Concurrency Control from First Principles

3 strategies on a single node, 3 strategies across multiple nodes — with real-life examples, production patterns, and future-ready guidance

Credits / Acknowledgements
This blog is based on detailed discussions and whiteboarding sessions with Sourabh Kumar Banka and Jatin Goyal.


Why you should care (even if things “work fine” today)

Race conditions don’t usually show up in development. They show up when:

  • traffic spikes,

  • retries kick in,

  • background jobs overlap,

  • autoscaling adds more instances,

  • latency increases (so overlaps happen more often).

If you’re building modern systems (cloud, microservices, async workflows, distributed caches), you’re going to face concurrency whether you like it or not.

The core idea to remember:

Every correct system serializes updates somewhere.
Your design decision is where that serialization happens and what trade-offs you accept.


First principles: What is a race condition?

A race condition exists when all three are true:

  1. Shared mutable state
    Something that can change: a DB row, cache entry, session, balance, inventory count.

  2. Concurrent actors
    Two or more threads/processes/nodes can operate “at the same time.”

  3. A non-atomic update
    The update happens as:

Read → Compute → Write

If two actors do this concurrently, you can break invariants.

A simple invariant example

“In USER(id=1), the final name should reflect the last accepted update, not a random overwrite.”

The classic failure mode: Lost Update

Two requests read the same initial value, then one overwrites the other.


Running example we’ll use throughout

A USER table with a version column:

USER(
  id BIGINT PRIMARY KEY,
  name TEXT,
  phone TEXT,
  version BIGINT NOT NULL
)

Two requests arrive roughly together:

  • Request A: set name = "jating" for id=1

  • Request B: set name = "jatink" for id=1

Both start by reading:

SELECT id, name, phone, version FROM user WHERE id = 1;

Now the question is: how do we ensure these updates don’t corrupt state or overwrite each other incorrectly?
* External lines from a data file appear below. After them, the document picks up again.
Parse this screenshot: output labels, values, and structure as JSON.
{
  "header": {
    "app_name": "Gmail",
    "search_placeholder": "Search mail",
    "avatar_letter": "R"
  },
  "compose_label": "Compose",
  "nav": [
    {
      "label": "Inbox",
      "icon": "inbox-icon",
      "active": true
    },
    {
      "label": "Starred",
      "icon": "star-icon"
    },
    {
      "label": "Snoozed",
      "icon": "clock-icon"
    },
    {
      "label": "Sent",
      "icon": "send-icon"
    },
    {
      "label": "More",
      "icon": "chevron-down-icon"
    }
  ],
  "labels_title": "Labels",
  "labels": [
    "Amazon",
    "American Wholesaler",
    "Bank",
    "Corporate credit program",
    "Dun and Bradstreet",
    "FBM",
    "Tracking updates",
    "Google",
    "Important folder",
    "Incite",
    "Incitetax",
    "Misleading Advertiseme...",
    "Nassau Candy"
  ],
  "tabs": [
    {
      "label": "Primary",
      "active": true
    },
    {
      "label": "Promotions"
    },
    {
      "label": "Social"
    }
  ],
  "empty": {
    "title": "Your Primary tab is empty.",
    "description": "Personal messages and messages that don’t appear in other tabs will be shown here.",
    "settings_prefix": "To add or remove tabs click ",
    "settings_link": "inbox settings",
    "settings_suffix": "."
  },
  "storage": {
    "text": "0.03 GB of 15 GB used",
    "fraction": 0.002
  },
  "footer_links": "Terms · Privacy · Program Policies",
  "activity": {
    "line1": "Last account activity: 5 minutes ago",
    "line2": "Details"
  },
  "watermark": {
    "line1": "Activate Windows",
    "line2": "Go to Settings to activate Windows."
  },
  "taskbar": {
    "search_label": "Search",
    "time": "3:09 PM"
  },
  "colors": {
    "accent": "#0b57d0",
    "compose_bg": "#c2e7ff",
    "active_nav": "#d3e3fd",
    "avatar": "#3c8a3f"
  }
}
Real-life analogy (keep this in mind)

“Two people editing a contract”

  • If both edit without coordination, one person’s changes get overwritten.

  • If they use a checkout/lock, only one edits at a time.
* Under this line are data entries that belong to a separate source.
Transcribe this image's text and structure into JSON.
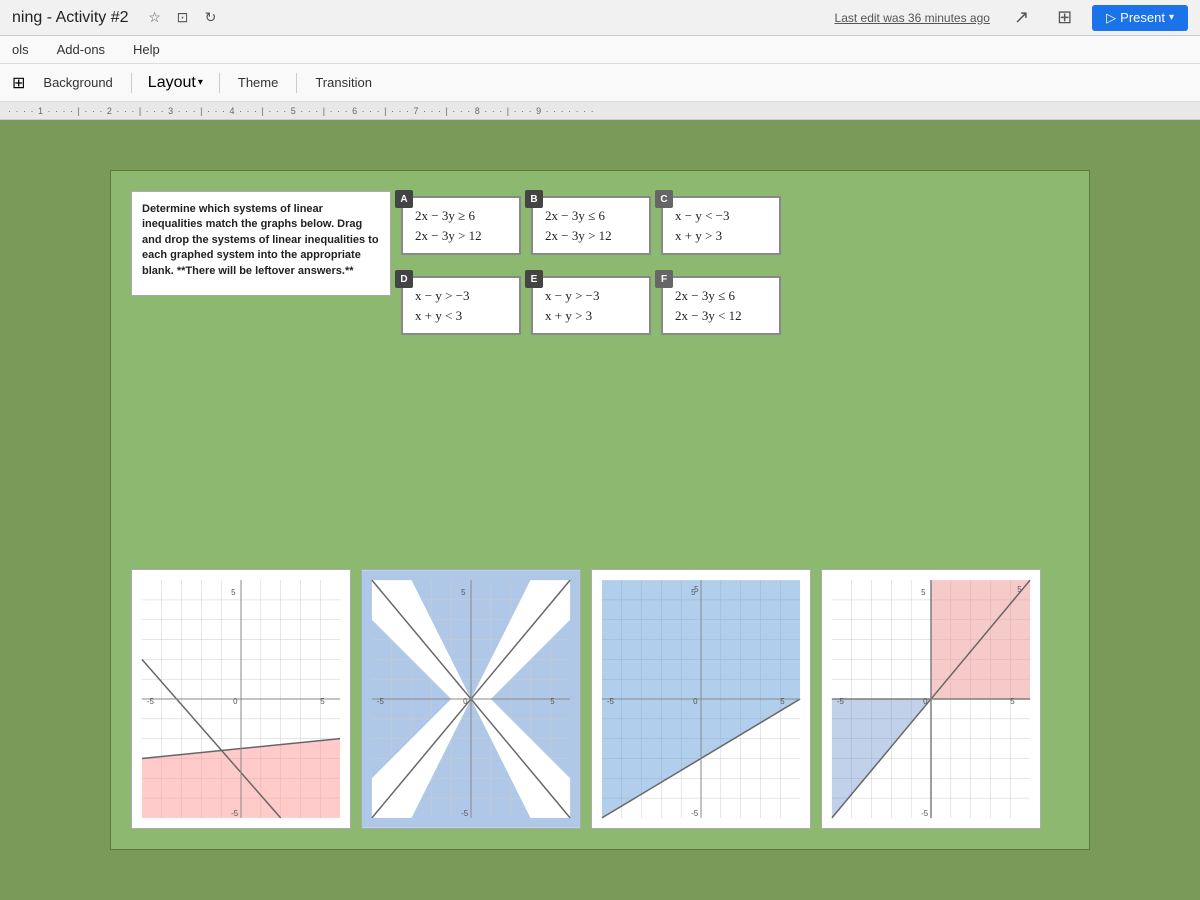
{
  "title": {
    "text": "ning - Activity #2",
    "last_edit": "Last edit was 36 minutes ago"
  },
  "menu": {
    "items": [
      "ols",
      "Add-ons",
      "Help"
    ]
  },
  "toolbar": {
    "background_label": "Background",
    "layout_label": "Layout",
    "theme_label": "Theme",
    "transition_label": "Transition",
    "present_label": "Present"
  },
  "ruler": {
    "marks": [
      "1",
      "2",
      "3",
      "4",
      "5",
      "6",
      "7",
      "8",
      "9"
    ]
  },
  "slide": {
    "instructions": {
      "title": "Determine which systems of linear inequalities match the graphs below.",
      "body": "Drag and drop the systems of linear inequalities to each graphed system into the appropriate blank. **There will be leftover answers.**"
    },
    "answer_cards": [
      {
        "label": "A",
        "line1": "2x − 3y ≥ 6",
        "line2": "2x − 3y > 12"
      },
      {
        "label": "B",
        "line1": "2x − 3y ≤ 6",
        "line2": "2x − 3y > 12"
      },
      {
        "label": "C",
        "line1": "x − y < −3",
        "line2": "x + y > 3"
      },
      {
        "label": "D",
        "line1": "x − y > −3",
        "line2": "x + y < 3"
      },
      {
        "label": "E",
        "line1": "x − y > −3",
        "line2": "x + y > 3"
      },
      {
        "label": "F",
        "line1": "2x − 3y ≤ 6",
        "line2": "2x − 3y < 12"
      }
    ],
    "graphs": [
      {
        "id": 1,
        "type": "diagonal-pink"
      },
      {
        "id": 2,
        "type": "x-cross-white"
      },
      {
        "id": 3,
        "type": "diagonal-blue-right"
      },
      {
        "id": 4,
        "type": "triangle-pink-blue"
      }
    ]
  }
}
  • If they use a version number, the system can reject stale edits.

That’s exactly what we’re doing—just with databases and services.
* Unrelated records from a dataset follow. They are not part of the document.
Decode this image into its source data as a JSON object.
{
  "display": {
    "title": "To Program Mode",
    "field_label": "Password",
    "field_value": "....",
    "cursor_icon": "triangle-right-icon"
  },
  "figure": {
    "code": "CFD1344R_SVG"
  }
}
Part 1: Single node — 3 practical strategies

A “single node” means one service instance (one JVM / one container). Concurrency is mostly threads and async tasks.

1) Database row lock + transaction isolation

Principle: “Make the update mutually exclusive by locking the row.”

When you lock, you force a single order of writes.
You serialize at the database layer.

Example: Pessimistic row locking

BEGIN;

SELECT id, name, phone, version
FROM user
WHERE id = 1
FOR UPDATE; -- row lock acquired here

-- compute changes in application

UPDATE user
SET name = 'jatink'
WHERE id = 1;

COMMIT;

What happens under contention?

  • First transaction gets the lock.

  • Other transactions trying to lock the same row wait.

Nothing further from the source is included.